Abstract FN-doped carbon dots were synthesized using powdered leaves of Moringa oleifera L./ Chromolaena odorata L./ Tridax procumbens L./ Tinospora cordifolia L./ and Lantana camara L., along with a precursor called 4,5-difluoro-1,2-benzenediamine (DFBD) and compared against the drug zaltoprofen derived carbon dots. They were assessed for their optical and structural characteristics using photoluminescence (optimal emission λ of 600 nm), vibrational (FTIR) spectroscopy (characteristic wave numbers of 1156 and 1269 cm −1 for C–F), as well as X-ray diffraction (XRD) (highest intensity at 27.56°) and high-resolution transmission electron microscopy (HR-TEM) (particles in the size range of 15–20 nm).

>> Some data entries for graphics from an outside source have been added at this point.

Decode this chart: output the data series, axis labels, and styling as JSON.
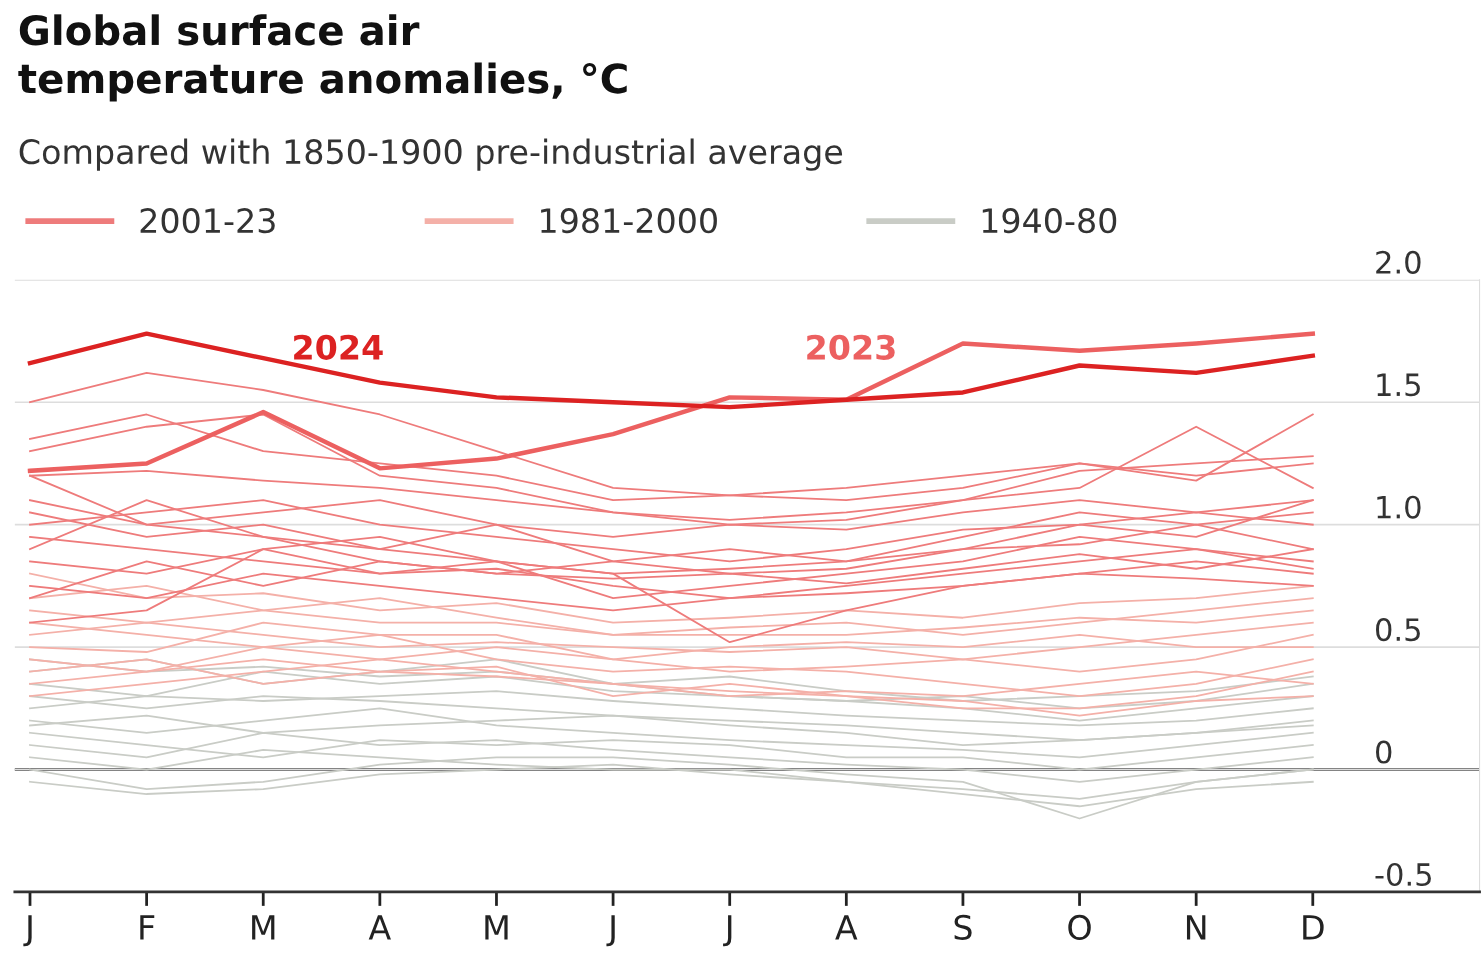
{
  "chart_data": {
    "type": "line",
    "title": "Global surface air\ntemperature anomalies, °C",
    "subtitle": "Compared with 1850-1900 pre-industrial average",
    "categories": [
      "J",
      "F",
      "M",
      "A",
      "M",
      "J",
      "J",
      "A",
      "S",
      "O",
      "N",
      "D"
    ],
    "ylim": [
      -0.5,
      2.0
    ],
    "yticks": [
      -0.5,
      0,
      0.5,
      {
        "value": 1,
        "label": "1.0"
      },
      1.5,
      {
        "value": 2,
        "label": "2.0"
      }
    ],
    "grid": "y",
    "legend": "top left",
    "marker": "none",
    "line_style": "solid",
    "ref_lines": [
      {
        "axis": "y",
        "value": 0,
        "color": "#333333"
      }
    ],
    "series": [
      {
        "name": "1940-80",
        "color": "#c9ccc6",
        "values": [
          0.3,
          0.25,
          0.3,
          0.28,
          0.25,
          0.22,
          0.2,
          0.18,
          0.15,
          0.12,
          0.15,
          0.2
        ]
      },
      {
        "color": "#c9ccc6",
        "values": [
          0.1,
          0.05,
          0.15,
          0.1,
          0.12,
          0.08,
          0.05,
          0.02,
          0.0,
          -0.05,
          0.0,
          0.05
        ]
      },
      {
        "color": "#c9ccc6",
        "values": [
          0.4,
          0.45,
          0.35,
          0.4,
          0.45,
          0.35,
          0.3,
          0.28,
          0.25,
          0.2,
          0.25,
          0.3
        ]
      },
      {
        "color": "#c9ccc6",
        "values": [
          0.2,
          0.15,
          0.2,
          0.25,
          0.18,
          0.15,
          0.12,
          0.1,
          0.08,
          0.05,
          0.1,
          0.15
        ]
      },
      {
        "color": "#c9ccc6",
        "values": [
          0.0,
          -0.08,
          -0.05,
          0.02,
          0.05,
          0.05,
          0.02,
          -0.02,
          -0.05,
          -0.2,
          -0.05,
          0.0
        ]
      },
      {
        "color": "#c9ccc6",
        "values": [
          0.25,
          0.3,
          0.28,
          0.3,
          0.32,
          0.28,
          0.25,
          0.22,
          0.2,
          0.18,
          0.2,
          0.25
        ]
      },
      {
        "color": "#c9ccc6",
        "values": [
          0.15,
          0.1,
          0.05,
          0.12,
          0.1,
          0.12,
          0.1,
          0.05,
          0.05,
          0.0,
          0.05,
          0.1
        ]
      },
      {
        "color": "#c9ccc6",
        "values": [
          0.35,
          0.3,
          0.4,
          0.35,
          0.38,
          0.32,
          0.3,
          0.28,
          0.3,
          0.25,
          0.28,
          0.35
        ]
      },
      {
        "color": "#c9ccc6",
        "values": [
          0.05,
          0.0,
          0.08,
          0.05,
          0.02,
          0.0,
          0.0,
          -0.05,
          -0.08,
          -0.12,
          -0.05,
          0.0
        ]
      },
      {
        "color": "#c9ccc6",
        "values": [
          0.45,
          0.4,
          0.42,
          0.38,
          0.4,
          0.35,
          0.38,
          0.32,
          0.28,
          0.3,
          0.32,
          0.38
        ]
      },
      {
        "color": "#c9ccc6",
        "values": [
          0.18,
          0.22,
          0.15,
          0.18,
          0.2,
          0.22,
          0.18,
          0.15,
          0.1,
          0.12,
          0.15,
          0.18
        ]
      },
      {
        "color": "#c9ccc6",
        "values": [
          -0.05,
          -0.1,
          -0.08,
          -0.02,
          0.0,
          0.02,
          -0.02,
          -0.05,
          -0.1,
          -0.15,
          -0.08,
          -0.05
        ]
      },
      {
        "name": "1981-2000",
        "color": "#f4b0a8",
        "values": [
          0.6,
          0.55,
          0.5,
          0.45,
          0.5,
          0.45,
          0.4,
          0.42,
          0.45,
          0.4,
          0.45,
          0.55
        ]
      },
      {
        "color": "#f4b0a8",
        "values": [
          0.45,
          0.4,
          0.5,
          0.55,
          0.45,
          0.4,
          0.42,
          0.4,
          0.35,
          0.3,
          0.35,
          0.45
        ]
      },
      {
        "color": "#f4b0a8",
        "values": [
          0.7,
          0.75,
          0.65,
          0.6,
          0.6,
          0.55,
          0.58,
          0.6,
          0.55,
          0.6,
          0.65,
          0.7
        ]
      },
      {
        "color": "#f4b0a8",
        "values": [
          0.35,
          0.4,
          0.45,
          0.4,
          0.38,
          0.35,
          0.3,
          0.32,
          0.3,
          0.35,
          0.4,
          0.35
        ]
      },
      {
        "color": "#f4b0a8",
        "values": [
          0.55,
          0.6,
          0.55,
          0.5,
          0.52,
          0.5,
          0.48,
          0.5,
          0.45,
          0.5,
          0.55,
          0.6
        ]
      },
      {
        "color": "#f4b0a8",
        "values": [
          0.4,
          0.45,
          0.35,
          0.4,
          0.42,
          0.3,
          0.35,
          0.3,
          0.25,
          0.25,
          0.3,
          0.4
        ]
      },
      {
        "color": "#f4b0a8",
        "values": [
          0.8,
          0.7,
          0.72,
          0.65,
          0.68,
          0.6,
          0.62,
          0.65,
          0.62,
          0.68,
          0.7,
          0.75
        ]
      },
      {
        "color": "#f4b0a8",
        "values": [
          0.3,
          0.35,
          0.4,
          0.45,
          0.4,
          0.35,
          0.32,
          0.3,
          0.28,
          0.22,
          0.28,
          0.3
        ]
      },
      {
        "color": "#f4b0a8",
        "values": [
          0.5,
          0.48,
          0.6,
          0.55,
          0.55,
          0.45,
          0.5,
          0.52,
          0.5,
          0.55,
          0.5,
          0.5
        ]
      },
      {
        "color": "#f4b0a8",
        "values": [
          0.65,
          0.6,
          0.65,
          0.7,
          0.62,
          0.55,
          0.55,
          0.55,
          0.58,
          0.62,
          0.6,
          0.65
        ]
      },
      {
        "name": "2001-23",
        "color": "#ee7b7b",
        "values": [
          1.2,
          1.22,
          1.18,
          1.15,
          1.1,
          1.05,
          1.02,
          1.05,
          1.1,
          1.22,
          1.25,
          1.28
        ]
      },
      {
        "color": "#ee7b7b",
        "values": [
          1.5,
          1.62,
          1.55,
          1.45,
          1.3,
          1.15,
          1.12,
          1.1,
          1.15,
          1.25,
          1.18,
          1.45
        ]
      },
      {
        "color": "#ee7b7b",
        "values": [
          1.05,
          0.95,
          1.0,
          0.9,
          0.85,
          0.8,
          0.82,
          0.85,
          0.9,
          1.0,
          0.95,
          1.1
        ]
      },
      {
        "color": "#ee7b7b",
        "values": [
          0.95,
          0.9,
          0.85,
          0.8,
          0.82,
          0.75,
          0.7,
          0.75,
          0.8,
          0.85,
          0.9,
          0.82
        ]
      },
      {
        "color": "#ee7b7b",
        "values": [
          1.3,
          1.4,
          1.45,
          1.2,
          1.15,
          1.05,
          1.0,
          1.02,
          1.1,
          1.15,
          1.4,
          1.15
        ]
      },
      {
        "color": "#ee7b7b",
        "values": [
          0.6,
          0.65,
          0.9,
          0.8,
          0.85,
          0.8,
          0.52,
          0.65,
          0.75,
          0.8,
          0.85,
          0.8
        ]
      },
      {
        "color": "#ee7b7b",
        "values": [
          0.85,
          0.8,
          0.9,
          0.95,
          0.85,
          0.7,
          0.75,
          0.8,
          0.85,
          0.95,
          0.9,
          0.85
        ]
      },
      {
        "color": "#ee7b7b",
        "values": [
          1.1,
          1.0,
          0.95,
          0.85,
          0.8,
          0.85,
          0.9,
          0.85,
          0.95,
          1.05,
          1.0,
          1.05
        ]
      },
      {
        "color": "#ee7b7b",
        "values": [
          0.75,
          0.7,
          0.8,
          0.75,
          0.7,
          0.65,
          0.7,
          0.72,
          0.75,
          0.8,
          0.78,
          0.75
        ]
      },
      {
        "color": "#ee7b7b",
        "values": [
          1.0,
          1.05,
          1.1,
          1.0,
          0.95,
          0.9,
          0.85,
          0.9,
          0.98,
          1.0,
          1.05,
          1.0
        ]
      },
      {
        "color": "#ee7b7b",
        "values": [
          0.9,
          1.1,
          0.95,
          0.9,
          1.0,
          0.85,
          0.8,
          0.82,
          0.9,
          0.92,
          1.0,
          0.9
        ]
      },
      {
        "color": "#ee7b7b",
        "values": [
          1.2,
          1.0,
          1.05,
          1.1,
          1.0,
          0.95,
          1.0,
          0.98,
          1.05,
          1.1,
          1.05,
          1.1
        ]
      },
      {
        "color": "#ee7b7b",
        "values": [
          0.7,
          0.85,
          0.75,
          0.85,
          0.8,
          0.78,
          0.8,
          0.76,
          0.82,
          0.88,
          0.82,
          0.9
        ]
      },
      {
        "color": "#ee7b7b",
        "values": [
          1.35,
          1.45,
          1.3,
          1.25,
          1.2,
          1.1,
          1.12,
          1.15,
          1.2,
          1.25,
          1.2,
          1.25
        ]
      },
      {
        "name": "2023",
        "color": "#ec6060",
        "values": [
          1.22,
          1.25,
          1.46,
          1.23,
          1.27,
          1.37,
          1.52,
          1.51,
          1.74,
          1.71,
          1.74,
          1.78
        ]
      },
      {
        "name": "2024",
        "color": "#dc2222",
        "values": [
          1.66,
          1.78,
          1.68,
          1.58,
          1.52,
          1.5,
          1.48,
          1.51,
          1.54,
          1.65,
          1.62,
          1.69
        ]
      }
    ]
  }
}
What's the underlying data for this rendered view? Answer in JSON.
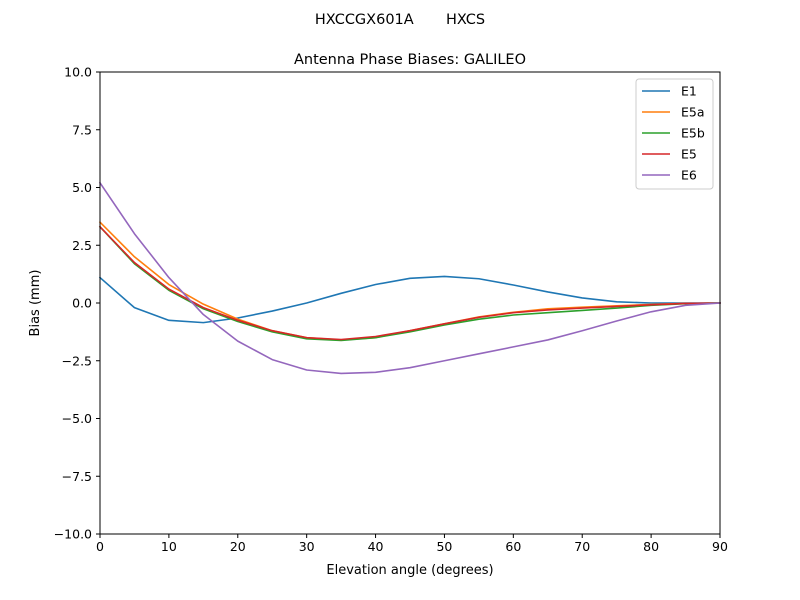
{
  "suptitle": "HXCCGX601A       HXCS",
  "chart_data": {
    "type": "line",
    "title": "Antenna Phase Biases: GALILEO",
    "xlabel": "Elevation angle (degrees)",
    "ylabel": "Bias (mm)",
    "xlim": [
      0,
      90
    ],
    "ylim": [
      -10,
      10
    ],
    "xticks": [
      0,
      10,
      20,
      30,
      40,
      50,
      60,
      70,
      80,
      90
    ],
    "xtick_labels": [
      "0",
      "10",
      "20",
      "30",
      "40",
      "50",
      "60",
      "70",
      "80",
      "90"
    ],
    "yticks": [
      10,
      7.5,
      5,
      2.5,
      0,
      -2.5,
      -5,
      -7.5,
      -10
    ],
    "ytick_labels": [
      "10.0",
      "7.5",
      "5.0",
      "2.5",
      "0.0",
      "−2.5",
      "−5.0",
      "−7.5",
      "−10.0"
    ],
    "grid": false,
    "legend_position": "top-right",
    "x": [
      0,
      5,
      10,
      15,
      20,
      25,
      30,
      35,
      40,
      45,
      50,
      55,
      60,
      65,
      70,
      75,
      80,
      85,
      90
    ],
    "series": [
      {
        "name": "E1",
        "color": "#1f77b4",
        "values": [
          1.1,
          -0.2,
          -0.75,
          -0.85,
          -0.65,
          -0.35,
          0.0,
          0.42,
          0.8,
          1.07,
          1.15,
          1.05,
          0.78,
          0.48,
          0.22,
          0.05,
          0.0,
          0.0,
          0.0
        ]
      },
      {
        "name": "E5a",
        "color": "#ff7f0e",
        "values": [
          3.5,
          2.0,
          0.8,
          -0.05,
          -0.7,
          -1.2,
          -1.5,
          -1.6,
          -1.5,
          -1.2,
          -0.9,
          -0.6,
          -0.4,
          -0.25,
          -0.18,
          -0.12,
          -0.06,
          -0.02,
          0.0
        ]
      },
      {
        "name": "E5b",
        "color": "#2ca02c",
        "values": [
          3.3,
          1.7,
          0.55,
          -0.25,
          -0.8,
          -1.25,
          -1.55,
          -1.62,
          -1.5,
          -1.25,
          -0.95,
          -0.7,
          -0.52,
          -0.42,
          -0.32,
          -0.22,
          -0.1,
          -0.03,
          0.0
        ]
      },
      {
        "name": "E5",
        "color": "#d62728",
        "values": [
          3.3,
          1.75,
          0.6,
          -0.2,
          -0.75,
          -1.2,
          -1.5,
          -1.58,
          -1.45,
          -1.2,
          -0.9,
          -0.62,
          -0.42,
          -0.3,
          -0.22,
          -0.15,
          -0.08,
          -0.02,
          0.0
        ]
      },
      {
        "name": "E6",
        "color": "#9467bd",
        "values": [
          5.2,
          3.0,
          1.1,
          -0.5,
          -1.65,
          -2.45,
          -2.9,
          -3.05,
          -3.0,
          -2.8,
          -2.5,
          -2.2,
          -1.9,
          -1.6,
          -1.2,
          -0.78,
          -0.38,
          -0.1,
          0.0
        ]
      }
    ]
  }
}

Further, field emission scanning electron microscopy (FESEM) / energy dispersive spectroscopy (EDX) indicated FN doping of oval/oblong carbon dots. Membrane protection in percent is found to be 55.3 and 80.4 for FN-CDs and Z-FN-CDs respectively. The DPPH-free radical scavenging activity by FN-CDs was 69.4%, while with Z-FN-CDs, it was 54.2%. When tested on six bacterial strains (three each for gram-positive and gram-negative), the FN-CDs displayed a halo (ZOI) between 9 and 19 mm, whereas the Z-FN-CDs displayed a clearance zone between 9 and 17 mm. The FN-CDs showed significant emission-red-shift effects and demonstrated concentration-dependent biocompatibility and viability in neuroblastoma and beta-TC6-cell lines.